Çin’le ilgili bir konu açıldığında ben hep Anthony Bourdain’in bu ülkeye dair düşüncelerini hatırlarım. Çin’i anlamanın mümkün olmadığını, çünkü çok büyük, çok kalabalık, kendi içinde çok çeşitli, çok derin ve farklılıklarla dolu olduğunu söyler. O yüzden Çin’i anlayamayacağını baştan kabul eder, sadece gezer ve gözlemler. Benim de bu ülke hakkındaki düşüncem benzer. Çin’i anlamak benim için çok iddialı ama dünyanın en önemli ekonomik, siyasi ve kültürel güçlerinden biri hakkında turistik klişeler dışında hiçbir şey bilmemek de insanın gücüne gidiyor.
Çin’i anlamak benim için çok iddialı ama dünyanın en önemli ekonomik, siyasi ve kültürel güçlerinden biri hakkında turistik klişeler dışında hiçbir şey bilmemek de insanın gücüne gidiyor.
Corriere Della Sera’nın hafta sonu kültür sanat ekinde karşıma çıkan bir haber bu yüzden ilgimi çekti. Stefano Capolongo imzalı yeni kitap “Rock devrimdir: Çin’de Rock’ın Kısa Tarihi” adını taşıyor. Adından da anlaşılacağı gibi Çin’deki rock müziğini mütevazi bir şekilde incelemeye girişiyor. Türkçeye çevrilmediğinden okuyun çok ilginç diyemiyorum ama biraz bilgi verebilirim.
Bu ülkede 1970’lerde Maoculuğun gerilemeye başlamasıyla alternatif bir kültür olarak ortaya çıkan, 2000’lere kadar varlığını neredeyse yeraltında sürdüren Çin rock’ı hakkında, Çin’e dair pek çok konuda olduğu gibi neredeyse hiçbir şey bilmiyoruz. Kitapta anlatılan pek çok hikayeyi okuyunca en azından bi fikrimiz oluyor. En ilginç olanlardan bir tanesi, Çin rock müziğinin efsane ismi Cui Jian’ın hikayesi. Jian, bir gün bir evden gelen müzik sesiyle adeta büyüleniyor. Duyduğu, Beatles’tır. Sesin geldiği ev Komünist Partisi liderlerinden mareşal Lin Biao’nun evidir ve plağı oğlu dinlemektedir. Biao elbette milyar insanın yaşadığı Çin’de Batı müziğine ulaşma ayrıcalığına sahip bir avuç insan arasındaydı. Bu olaydan birkaç yıl sonra hem Biao hem de oğlu Çin’den Sovyetler Birliği’ne kaçmaya çalışırken ölecekler, (Bu ayrı bir hikaye. Dedim ya Çin çok büyük, çok karışık, çok derin...) bir şekilde Çin rock müziğinin kurucu babasına ilham verdiklerini de hiçbir zaman bilemeyecekler.

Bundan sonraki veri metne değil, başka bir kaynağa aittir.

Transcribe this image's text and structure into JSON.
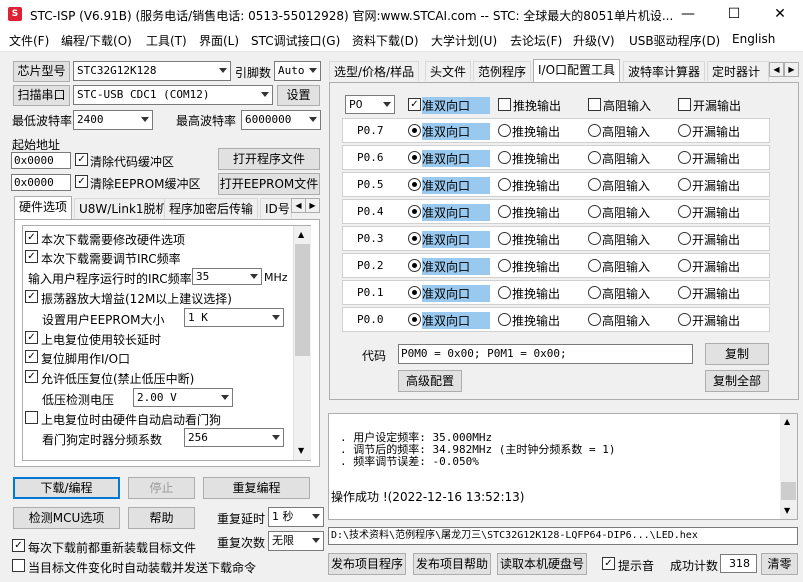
{
  "titlebar": {
    "app_icon": "stc-logo-icon",
    "title": "STC-ISP (V6.91B) (服务电话/销售电话: 0513-55012928) 官网:www.STCAI.com  -- STC: 全球最大的8051单片机设...",
    "minimize": "—",
    "maximize": "☐",
    "close": "✕"
  },
  "menu": [
    "文件(F)",
    "编程/下载(O)",
    "工具(T)",
    "界面(L)",
    "STC调试接口(G)",
    "资料下载(D)",
    "大学计划(U)",
    "去论坛(F)",
    "升级(V)",
    "USB驱动程序(D)",
    "English"
  ],
  "left": {
    "chip_button": "芯片型号",
    "chip_value": "STC32G12K128",
    "pin_label": "引脚数",
    "pin_value": "Auto",
    "scan_button": "扫描串口",
    "port_value": "STC-USB CDC1 (COM12)",
    "settings_button": "设置",
    "min_baud_label": "最低波特率",
    "min_baud_value": "2400",
    "max_baud_label": "最高波特率",
    "max_baud_value": "6000000",
    "start_addr_label": "起始地址",
    "code_addr": "0x0000",
    "clear_code_label": "清除代码缓冲区",
    "open_prog_button": "打开程序文件",
    "eeprom_addr": "0x0000",
    "clear_eeprom_label": "清除EEPROM缓冲区",
    "open_eeprom_button": "打开EEPROM文件",
    "tabs": [
      "硬件选项",
      "U8W/Link1脱机",
      "程序加密后传输",
      "ID号"
    ],
    "hw": {
      "opt1": "本次下载需要修改硬件选项",
      "opt2": "本次下载需要调节IRC频率",
      "irc_label": "输入用户程序运行时的IRC频率",
      "irc_value": "35",
      "irc_unit": "MHz",
      "opt3": "振荡器放大增益(12M以上建议选择)",
      "eeprom_size_label": "设置用户EEPROM大小",
      "eeprom_size_value": "1    K",
      "opt4": "上电复位使用较长延时",
      "opt5": "复位脚用作I/O口",
      "opt6": "允许低压复位(禁止低压中断)",
      "lvd_label": "低压检测电压",
      "lvd_value": "2.00 V",
      "opt7": "上电复位时由硬件自动启动看门狗",
      "wdt_label": "看门狗定时器分频系数",
      "wdt_value": "256"
    },
    "download_button": "下载/编程",
    "stop_button": "停止",
    "reprogram_button": "重复编程",
    "check_mcu_button": "检测MCU选项",
    "help_button": "帮助",
    "repeat_delay_label": "重复延时",
    "repeat_delay_value": "1 秒",
    "repeat_count_label": "重复次数",
    "repeat_count_value": "无限",
    "reload_label": "每次下载前都重新装载目标文件",
    "auto_load_label": "当目标文件变化时自动装载并发送下载命令"
  },
  "right": {
    "tabs": [
      "选型/价格/样品",
      "头文件",
      "范例程序",
      "I/O口配置工具",
      "波特率计算器",
      "定时器计"
    ],
    "port_select": "P0",
    "header_modes": [
      "准双向口",
      "推挽输出",
      "高阻输入",
      "开漏输出"
    ],
    "modes": [
      "准双向口",
      "推挽输出",
      "高阻输入",
      "开漏输出"
    ],
    "pins": [
      "P0.7",
      "P0.6",
      "P0.5",
      "P0.4",
      "P0.3",
      "P0.2",
      "P0.1",
      "P0.0"
    ],
    "code_label": "代码",
    "code_value": "P0M0 = 0x00;   P0M1 = 0x00;",
    "copy_button": "复制",
    "advanced_button": "高级配置",
    "copy_all_button": "复制全部"
  },
  "log": {
    "lines": [
      ". 用户设定频率: 35.000MHz",
      ". 调节后的频率: 34.982MHz (主时钟分频系数 = 1)",
      ". 频率调节误差: -0.050%"
    ],
    "result": "操作成功 !(2022-12-16 13:52:13)"
  },
  "file_path": "D:\\技术资料\\范例程序\\屠龙刀三\\STC32G12K128-LQFP64-DIP6...\\LED.hex",
  "bottom": {
    "publish_prog_button": "发布项目程序",
    "publish_help_button": "发布项目帮助",
    "read_disk_button": "读取本机硬盘号",
    "sound_label": "提示音",
    "success_label": "成功计数",
    "success_count": "318",
    "clear_button": "清零"
  }
}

Cui Jian’ın hikayesi. Jian, bir gün bir evden gelen müzik sesiyle adeta büyüleniyor. Duyduğu, Beatles’tır. Sesin geldiği ev Komünist Partisi liderlerinden mareşal Lin Biao’nun evidir ve plağı oğlu dinlemektedir.

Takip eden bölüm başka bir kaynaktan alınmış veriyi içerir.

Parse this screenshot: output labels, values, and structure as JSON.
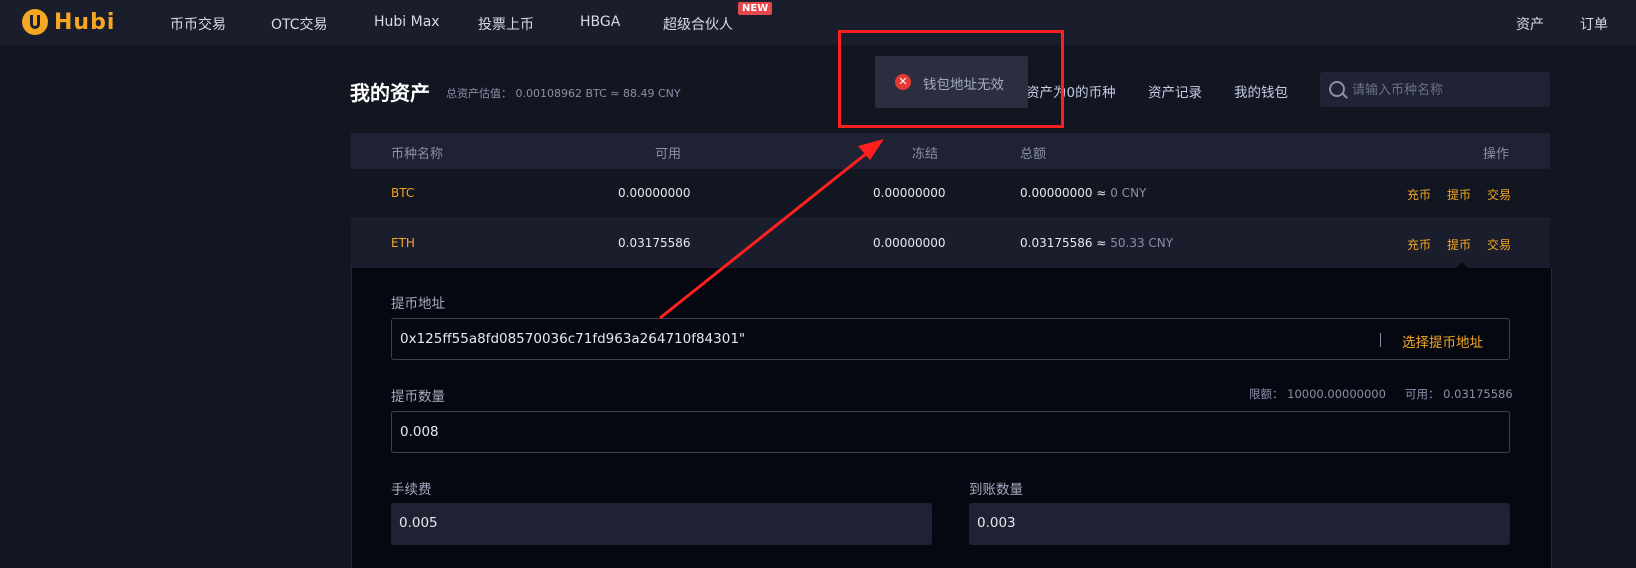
{
  "nav": {
    "logo_text": "Hubi",
    "items": [
      "币币交易",
      "OTC交易",
      "Hubi Max",
      "投票上币",
      "HBGA",
      "超级合伙人"
    ],
    "new_badge": "NEW",
    "right": [
      "资产",
      "订单"
    ]
  },
  "header": {
    "title": "我的资产",
    "total_estimate": "总资产估值： 0.00108962 BTC ≈ 88.49 CNY",
    "hide_zero": "资产为0的币种",
    "records": "资产记录",
    "wallet": "我的钱包",
    "search_placeholder": "请输入币种名称"
  },
  "table": {
    "headers": [
      "币种名称",
      "可用",
      "冻结",
      "总额",
      "操作"
    ],
    "rows": [
      {
        "coin": "BTC",
        "available": "0.00000000",
        "frozen": "0.00000000",
        "total": "0.00000000 ≈",
        "cny": "0 CNY"
      },
      {
        "coin": "ETH",
        "available": "0.03175586",
        "frozen": "0.00000000",
        "total": "0.03175586 ≈",
        "cny": "50.33 CNY"
      }
    ],
    "actions": [
      "充币",
      "提币",
      "交易"
    ]
  },
  "withdraw": {
    "address_label": "提币地址",
    "address_value": "0x125ff55a8fd08570036c71fd963a264710f84301\"",
    "choose_address": "选择提币地址",
    "amount_label": "提币数量",
    "limit": "限额： 10000.00000000",
    "available": "可用： 0.03175586",
    "amount_value": "0.008",
    "fee_label": "手续费",
    "fee_value": "0.005",
    "received_label": "到账数量",
    "received_value": "0.003"
  },
  "toast": {
    "message": "钱包地址无效",
    "icon": "error-icon"
  },
  "colors": {
    "accent": "#f5a623",
    "background": "#121621",
    "annotation": "#ff1f1f"
  }
}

Bir diğer detay, 1982’de ülkenin Batı’ya sınırlı açılımının ardından özellikle 1989’daki Tienanmen protestolarıyla birlikte gelişen bir karşı kültür dalgasının yarattığı kültürel iklim. O zamana kadar Çin’e (Beijing’e) müzik kasetleri sadece Hong Kong’dan geliyor ve bunlar çoğunlukla yerel Çin müzikleri oluyor. Mao’nun ardından devlet başkanı Deng Şiaoping, Batı açılımı çerçevesinde ABD’den çöp ithaline izin veriyor. Gelen çöpler arasında kullanılmış kasetler de var. Bu kasetlerin içinde bilin bakalım ne var? Müzik. Hemen Batılı sanatçıların kasetlerinin el altından satıldığı bir pazar oluşuyor, Batı’nın çöpü, kelimenin tam anlamıyla Çinli alternatif gençliğin hazinesi oluyor ve pek çok insan bu şekilde Batı müziğine ulaşıyor. Kitaptaki tanıklıklardan bir tanesinde Çinli bir rockçı bu şekilde elde ettiği kasetten ilk kez Prince and the Revolution dinlediğindeki hislerini uzun uzun anlatmış. Her şeyin elimizin altında olduğu günümüz dünyasında anlaşılması zor bir durum.
Dünyanın global bir köy olduğuna, internet sayesinde artık gizli saklı kalmadığına inananlar çoğunlukta ama Çin hala (en azından çoğunluk için) kapalı bir kutu. Gelecekte o kutudan neler çıkacak merak etmeden duramıyorum.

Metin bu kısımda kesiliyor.